A New Way to See the World – From Desperation to Hope

“Most of my life, I had great vision.  I guess you could say I took my ability to see for granted.  I worked as a sales representative for a major medical company and traveled all over the US promoting their products; I lived a very fast-paced life as a career woman and single mom.

About 3 years ago, I woke up one Sunday morning with no vision in one eye.  It was as if someone had just turned off the lights in my left eye.  My doctor said that diabetic retinopathy had caused a major hemorrhage and the blood was blocking my vision.  Surgery was planned later that week to remove the blood, but before I could go into surgery, I lost the vision in my other eye.  I suddenly learned what it was like to be blind.
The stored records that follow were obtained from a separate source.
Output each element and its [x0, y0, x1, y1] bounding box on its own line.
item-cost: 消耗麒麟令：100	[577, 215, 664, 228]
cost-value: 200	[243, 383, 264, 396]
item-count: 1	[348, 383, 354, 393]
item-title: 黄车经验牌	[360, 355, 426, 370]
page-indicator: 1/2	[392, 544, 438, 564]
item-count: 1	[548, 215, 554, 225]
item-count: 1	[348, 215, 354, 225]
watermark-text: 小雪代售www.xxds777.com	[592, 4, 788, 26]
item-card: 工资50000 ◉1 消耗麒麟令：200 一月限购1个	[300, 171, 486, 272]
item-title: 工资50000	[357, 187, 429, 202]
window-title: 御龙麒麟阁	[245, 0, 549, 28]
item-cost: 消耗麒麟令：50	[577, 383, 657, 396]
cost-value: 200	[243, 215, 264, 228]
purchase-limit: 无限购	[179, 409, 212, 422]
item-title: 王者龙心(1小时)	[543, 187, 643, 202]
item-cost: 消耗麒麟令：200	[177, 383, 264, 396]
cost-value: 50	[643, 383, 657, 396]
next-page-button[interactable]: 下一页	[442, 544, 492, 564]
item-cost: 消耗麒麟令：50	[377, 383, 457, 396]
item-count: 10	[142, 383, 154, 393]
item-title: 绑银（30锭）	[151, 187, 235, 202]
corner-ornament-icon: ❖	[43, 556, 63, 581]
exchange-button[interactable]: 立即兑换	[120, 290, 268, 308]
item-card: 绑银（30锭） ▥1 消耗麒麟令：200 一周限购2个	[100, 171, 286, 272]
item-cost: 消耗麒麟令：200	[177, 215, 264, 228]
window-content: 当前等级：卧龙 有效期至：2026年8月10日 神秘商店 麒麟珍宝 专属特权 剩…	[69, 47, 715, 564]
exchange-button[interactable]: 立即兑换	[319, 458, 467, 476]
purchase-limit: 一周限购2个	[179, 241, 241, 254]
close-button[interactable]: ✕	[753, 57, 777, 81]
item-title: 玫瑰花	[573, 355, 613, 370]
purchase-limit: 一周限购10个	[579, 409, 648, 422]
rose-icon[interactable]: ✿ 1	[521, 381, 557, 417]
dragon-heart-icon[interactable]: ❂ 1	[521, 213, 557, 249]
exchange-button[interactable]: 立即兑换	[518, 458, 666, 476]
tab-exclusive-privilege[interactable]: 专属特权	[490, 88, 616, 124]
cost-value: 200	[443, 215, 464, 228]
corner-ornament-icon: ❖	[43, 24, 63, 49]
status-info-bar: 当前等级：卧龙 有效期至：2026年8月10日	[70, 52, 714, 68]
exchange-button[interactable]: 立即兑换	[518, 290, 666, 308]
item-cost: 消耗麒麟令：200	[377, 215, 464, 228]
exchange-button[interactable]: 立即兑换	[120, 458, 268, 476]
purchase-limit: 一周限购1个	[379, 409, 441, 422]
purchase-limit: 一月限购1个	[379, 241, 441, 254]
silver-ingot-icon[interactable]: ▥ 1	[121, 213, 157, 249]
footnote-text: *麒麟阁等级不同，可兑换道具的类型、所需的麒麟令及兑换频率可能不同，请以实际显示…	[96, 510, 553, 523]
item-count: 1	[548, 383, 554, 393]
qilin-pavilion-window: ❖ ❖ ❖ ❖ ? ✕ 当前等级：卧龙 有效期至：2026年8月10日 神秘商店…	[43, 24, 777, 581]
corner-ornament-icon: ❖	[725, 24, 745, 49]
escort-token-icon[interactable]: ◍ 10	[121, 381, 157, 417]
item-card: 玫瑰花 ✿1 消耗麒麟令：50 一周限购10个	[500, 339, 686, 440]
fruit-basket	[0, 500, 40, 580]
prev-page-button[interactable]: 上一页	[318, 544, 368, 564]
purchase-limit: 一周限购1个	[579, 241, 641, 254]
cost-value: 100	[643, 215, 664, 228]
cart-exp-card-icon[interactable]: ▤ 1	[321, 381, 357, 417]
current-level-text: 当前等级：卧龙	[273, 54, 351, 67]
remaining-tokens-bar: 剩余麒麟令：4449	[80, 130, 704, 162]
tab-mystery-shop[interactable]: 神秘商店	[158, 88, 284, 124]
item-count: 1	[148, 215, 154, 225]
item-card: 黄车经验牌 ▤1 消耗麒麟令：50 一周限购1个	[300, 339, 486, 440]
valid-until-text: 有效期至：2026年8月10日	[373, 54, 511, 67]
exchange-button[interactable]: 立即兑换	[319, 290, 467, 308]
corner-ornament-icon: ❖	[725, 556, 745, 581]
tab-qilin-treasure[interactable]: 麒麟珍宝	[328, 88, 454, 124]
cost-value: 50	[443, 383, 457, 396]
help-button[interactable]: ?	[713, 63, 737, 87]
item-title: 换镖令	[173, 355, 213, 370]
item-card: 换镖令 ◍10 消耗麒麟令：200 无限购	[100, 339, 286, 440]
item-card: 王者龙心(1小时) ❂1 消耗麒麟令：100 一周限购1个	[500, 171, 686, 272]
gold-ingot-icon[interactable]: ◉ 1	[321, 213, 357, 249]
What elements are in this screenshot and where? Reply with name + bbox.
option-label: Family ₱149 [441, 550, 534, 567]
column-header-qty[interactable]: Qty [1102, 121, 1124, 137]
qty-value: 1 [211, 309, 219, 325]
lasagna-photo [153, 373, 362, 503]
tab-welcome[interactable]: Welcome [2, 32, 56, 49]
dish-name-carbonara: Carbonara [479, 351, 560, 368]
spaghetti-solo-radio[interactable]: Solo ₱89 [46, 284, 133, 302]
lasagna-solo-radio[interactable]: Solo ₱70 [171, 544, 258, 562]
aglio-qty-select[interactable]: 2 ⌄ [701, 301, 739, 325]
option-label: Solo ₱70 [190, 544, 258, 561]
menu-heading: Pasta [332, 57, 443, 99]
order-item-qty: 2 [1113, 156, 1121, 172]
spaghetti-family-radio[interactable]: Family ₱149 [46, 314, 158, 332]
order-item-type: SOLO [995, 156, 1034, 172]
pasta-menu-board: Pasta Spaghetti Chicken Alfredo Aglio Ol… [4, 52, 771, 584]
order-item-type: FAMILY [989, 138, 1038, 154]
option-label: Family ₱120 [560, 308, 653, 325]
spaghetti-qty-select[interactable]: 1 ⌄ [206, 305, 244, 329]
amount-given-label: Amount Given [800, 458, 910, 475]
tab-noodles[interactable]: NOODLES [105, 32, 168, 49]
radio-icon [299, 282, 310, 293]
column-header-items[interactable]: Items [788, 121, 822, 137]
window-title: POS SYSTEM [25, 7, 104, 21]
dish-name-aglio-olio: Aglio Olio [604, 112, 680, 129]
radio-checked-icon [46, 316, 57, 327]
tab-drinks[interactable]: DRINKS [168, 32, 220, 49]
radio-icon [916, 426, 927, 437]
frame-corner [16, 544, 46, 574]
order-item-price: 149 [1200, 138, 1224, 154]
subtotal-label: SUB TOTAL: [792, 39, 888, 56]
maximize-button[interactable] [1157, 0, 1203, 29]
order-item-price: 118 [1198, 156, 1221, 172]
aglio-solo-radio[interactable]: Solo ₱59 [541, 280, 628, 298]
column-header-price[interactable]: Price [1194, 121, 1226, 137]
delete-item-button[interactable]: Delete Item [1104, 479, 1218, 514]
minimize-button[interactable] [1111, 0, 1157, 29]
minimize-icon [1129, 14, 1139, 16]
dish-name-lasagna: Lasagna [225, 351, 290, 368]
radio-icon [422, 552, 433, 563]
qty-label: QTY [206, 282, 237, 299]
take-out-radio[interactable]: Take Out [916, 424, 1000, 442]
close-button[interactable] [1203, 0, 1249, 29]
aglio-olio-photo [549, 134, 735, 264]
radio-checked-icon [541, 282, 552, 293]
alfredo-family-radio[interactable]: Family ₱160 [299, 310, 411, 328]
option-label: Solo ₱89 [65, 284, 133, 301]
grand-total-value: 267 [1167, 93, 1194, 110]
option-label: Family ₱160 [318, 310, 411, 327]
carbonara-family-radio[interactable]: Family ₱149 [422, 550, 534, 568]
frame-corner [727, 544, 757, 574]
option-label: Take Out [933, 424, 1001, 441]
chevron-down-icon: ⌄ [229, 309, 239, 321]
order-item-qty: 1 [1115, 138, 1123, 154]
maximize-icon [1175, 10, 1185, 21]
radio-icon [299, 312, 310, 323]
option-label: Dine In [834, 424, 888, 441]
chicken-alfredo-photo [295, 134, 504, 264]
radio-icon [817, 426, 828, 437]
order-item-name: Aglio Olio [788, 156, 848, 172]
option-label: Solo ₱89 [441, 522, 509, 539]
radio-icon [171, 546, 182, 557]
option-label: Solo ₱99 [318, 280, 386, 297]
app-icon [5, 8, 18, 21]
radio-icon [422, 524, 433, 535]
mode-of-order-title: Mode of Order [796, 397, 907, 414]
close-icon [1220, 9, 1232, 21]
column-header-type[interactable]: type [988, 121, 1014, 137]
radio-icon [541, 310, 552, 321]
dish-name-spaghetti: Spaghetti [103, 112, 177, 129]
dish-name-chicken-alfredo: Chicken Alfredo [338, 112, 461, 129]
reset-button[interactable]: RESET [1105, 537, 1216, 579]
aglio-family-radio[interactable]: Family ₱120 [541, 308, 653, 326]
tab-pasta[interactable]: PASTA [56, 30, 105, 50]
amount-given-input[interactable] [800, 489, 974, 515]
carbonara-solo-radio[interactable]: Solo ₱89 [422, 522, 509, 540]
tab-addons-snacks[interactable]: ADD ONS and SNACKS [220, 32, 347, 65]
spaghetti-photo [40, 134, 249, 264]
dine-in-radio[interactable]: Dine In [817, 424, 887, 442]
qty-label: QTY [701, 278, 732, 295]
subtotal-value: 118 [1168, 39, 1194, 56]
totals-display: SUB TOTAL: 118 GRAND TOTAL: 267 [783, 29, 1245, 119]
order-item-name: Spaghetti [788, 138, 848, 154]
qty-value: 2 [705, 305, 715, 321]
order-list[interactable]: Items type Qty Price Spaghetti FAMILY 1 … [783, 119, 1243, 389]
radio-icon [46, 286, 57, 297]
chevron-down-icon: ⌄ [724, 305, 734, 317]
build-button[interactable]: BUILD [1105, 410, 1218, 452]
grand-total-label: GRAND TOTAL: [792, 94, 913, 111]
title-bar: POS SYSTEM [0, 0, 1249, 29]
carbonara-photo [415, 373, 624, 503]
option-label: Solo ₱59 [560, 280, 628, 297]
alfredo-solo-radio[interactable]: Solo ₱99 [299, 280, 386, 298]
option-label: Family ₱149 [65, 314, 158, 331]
After several unsuccessful surgeries to restore my vision, my doctor suggested that I take steps toward disability for legal blindness.  I had to resign from my position and move closer to my family for help.  My mother had to prepare all my meals and feed me like a toddler since I could no longer see my plate.  I was devastated and felt like my life was over.

Luckily, I discovered the Center for the Visually Impaired in Daytona Beach.  Almost immediately, my life started to change.  I signed up for the Job Readiness Program and began to learn how to use my computer again.  I then took additional courses to sharpen my skills, and learned how to search the web for job openings.  In another course, I learned about all the assistive technology to help me prepare my own meals.  I even learned how to walk with a cane and further mobility training prepared me to apply for a guide dog.  I have been with my guide dog Alley for 7 months and we are inseparable; she makes it possible for me to be independent.  The Center helped me find a contract management job in a call center.

I went from having my vision and a very successful career to total devastation and despair.  Today, I am feeling hopeful.  Thanks to the Center for the Visually Impaired I am a confident, independent member of society once again.”